Fundraising: Super PACs and Broadening Donor Base
Governor Perry has been very successful at raising money in Texas: he was able to raise $40 million in the two years leading up to his gubernatorial re-election campaign in 2010, largely from a small base of wealthy donors who each contributed tens of thousands of dollars. But, Jason Embry of the Austin-American Statesman, wonders whether Perry will be able to be as successful under Federal fundraising rules that limit individual donations to $5,000 a person for each Presidential election cycle. Of course, Perry may not have to change his strategy all that much if his supporters create a super PAC, like supporters of Mitt Romney and President Obama have done. Super PACs are allowed to raise and contribute unlimited amounts of corporate and union money.
In an effort to broaden his donor base (who could contribute directly to his campaign or to any super PAC that may be formed by Perry supporters), Perry has been speaking to groups of wealthy individuals in California, New York, and Colorado. Perry spoke last Sunday, June 27th, in Vail Colorado at a private event hosted by Charles and David Koch, influential conservative donors who have helped finance many Tea Party candidates.
There is much excitement surrounding a potential Perry candidacy, perhaps because of a lack of excitement over the rest of the field. But, a Perry candidacy does not a nomination make.

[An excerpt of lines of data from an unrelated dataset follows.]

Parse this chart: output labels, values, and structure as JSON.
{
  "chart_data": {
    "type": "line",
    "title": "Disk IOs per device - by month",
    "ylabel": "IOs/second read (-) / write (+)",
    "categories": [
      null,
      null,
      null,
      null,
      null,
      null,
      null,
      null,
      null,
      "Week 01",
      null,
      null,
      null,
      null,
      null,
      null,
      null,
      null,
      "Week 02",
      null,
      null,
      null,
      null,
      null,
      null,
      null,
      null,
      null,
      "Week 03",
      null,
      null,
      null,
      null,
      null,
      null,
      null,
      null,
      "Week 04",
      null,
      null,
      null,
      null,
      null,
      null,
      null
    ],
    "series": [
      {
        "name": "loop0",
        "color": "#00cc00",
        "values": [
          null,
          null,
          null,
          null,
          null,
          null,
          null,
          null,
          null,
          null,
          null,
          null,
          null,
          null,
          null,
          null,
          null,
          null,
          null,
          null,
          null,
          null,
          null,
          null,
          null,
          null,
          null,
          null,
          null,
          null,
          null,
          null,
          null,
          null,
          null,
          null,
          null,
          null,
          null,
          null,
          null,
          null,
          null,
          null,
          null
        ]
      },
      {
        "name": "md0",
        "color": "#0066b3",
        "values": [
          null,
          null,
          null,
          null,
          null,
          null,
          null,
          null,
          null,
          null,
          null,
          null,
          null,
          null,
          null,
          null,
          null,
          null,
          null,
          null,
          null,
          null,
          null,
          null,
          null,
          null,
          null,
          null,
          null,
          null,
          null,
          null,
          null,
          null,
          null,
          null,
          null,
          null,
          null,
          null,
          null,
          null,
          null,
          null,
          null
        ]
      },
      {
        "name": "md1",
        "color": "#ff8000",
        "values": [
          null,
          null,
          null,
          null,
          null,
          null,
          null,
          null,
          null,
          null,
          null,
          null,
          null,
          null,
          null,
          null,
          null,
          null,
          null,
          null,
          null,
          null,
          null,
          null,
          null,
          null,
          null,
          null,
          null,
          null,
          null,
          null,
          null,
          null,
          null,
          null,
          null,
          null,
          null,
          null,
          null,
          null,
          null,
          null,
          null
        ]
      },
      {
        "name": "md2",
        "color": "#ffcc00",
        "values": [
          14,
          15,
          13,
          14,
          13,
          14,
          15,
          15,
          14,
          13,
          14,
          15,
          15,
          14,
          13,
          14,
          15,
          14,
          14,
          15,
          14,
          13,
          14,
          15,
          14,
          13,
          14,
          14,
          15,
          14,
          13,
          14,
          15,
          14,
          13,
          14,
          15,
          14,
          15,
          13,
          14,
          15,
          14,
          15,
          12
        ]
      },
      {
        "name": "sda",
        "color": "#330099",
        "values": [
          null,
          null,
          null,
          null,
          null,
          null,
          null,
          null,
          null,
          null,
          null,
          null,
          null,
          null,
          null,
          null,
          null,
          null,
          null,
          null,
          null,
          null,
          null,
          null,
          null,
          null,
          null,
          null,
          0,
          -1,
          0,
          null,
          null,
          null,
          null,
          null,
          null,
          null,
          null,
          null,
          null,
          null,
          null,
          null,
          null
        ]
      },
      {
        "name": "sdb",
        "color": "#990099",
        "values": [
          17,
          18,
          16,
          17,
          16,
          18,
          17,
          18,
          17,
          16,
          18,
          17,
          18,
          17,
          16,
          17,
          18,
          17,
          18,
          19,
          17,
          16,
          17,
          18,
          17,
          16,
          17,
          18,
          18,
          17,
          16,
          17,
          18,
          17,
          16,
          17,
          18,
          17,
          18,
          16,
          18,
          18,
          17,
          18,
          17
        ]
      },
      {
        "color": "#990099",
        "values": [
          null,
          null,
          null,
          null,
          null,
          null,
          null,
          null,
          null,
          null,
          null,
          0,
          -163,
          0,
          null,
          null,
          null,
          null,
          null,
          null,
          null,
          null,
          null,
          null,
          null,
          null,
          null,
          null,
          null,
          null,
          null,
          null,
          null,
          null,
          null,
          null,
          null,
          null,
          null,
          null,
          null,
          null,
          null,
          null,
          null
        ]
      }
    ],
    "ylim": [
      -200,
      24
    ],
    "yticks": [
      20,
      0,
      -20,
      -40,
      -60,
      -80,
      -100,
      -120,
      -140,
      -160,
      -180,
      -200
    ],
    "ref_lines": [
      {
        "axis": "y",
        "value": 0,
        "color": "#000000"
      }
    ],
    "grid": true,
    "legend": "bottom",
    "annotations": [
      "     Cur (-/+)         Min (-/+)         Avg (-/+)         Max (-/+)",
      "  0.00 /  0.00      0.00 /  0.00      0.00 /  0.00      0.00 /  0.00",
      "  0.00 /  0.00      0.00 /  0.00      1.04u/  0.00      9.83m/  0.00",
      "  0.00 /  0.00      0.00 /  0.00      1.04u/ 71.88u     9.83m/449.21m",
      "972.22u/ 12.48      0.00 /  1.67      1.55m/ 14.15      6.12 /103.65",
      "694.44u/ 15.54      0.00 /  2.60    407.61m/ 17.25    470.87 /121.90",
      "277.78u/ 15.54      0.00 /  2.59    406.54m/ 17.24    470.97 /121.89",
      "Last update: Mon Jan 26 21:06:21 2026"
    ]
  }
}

Matt Latimer, former deputy director of speechwriting for President George W. Bush, blogs at The Daily Beast about the hurdles facing a possible Perry run for the Republican nomination. Drawing an analogy between Perry’s anticipated late entry andFred Thompson’smuch-hyped but ultimately disappointing late entry into the 2008 Republican field, Latimer offers a few points of caution: don’t underestimate your enemies, namely the Bush family; don’t underestimate Washington opinion makers; don’t let the media vilify your spouse or family; and go easy on the cowboy stuff.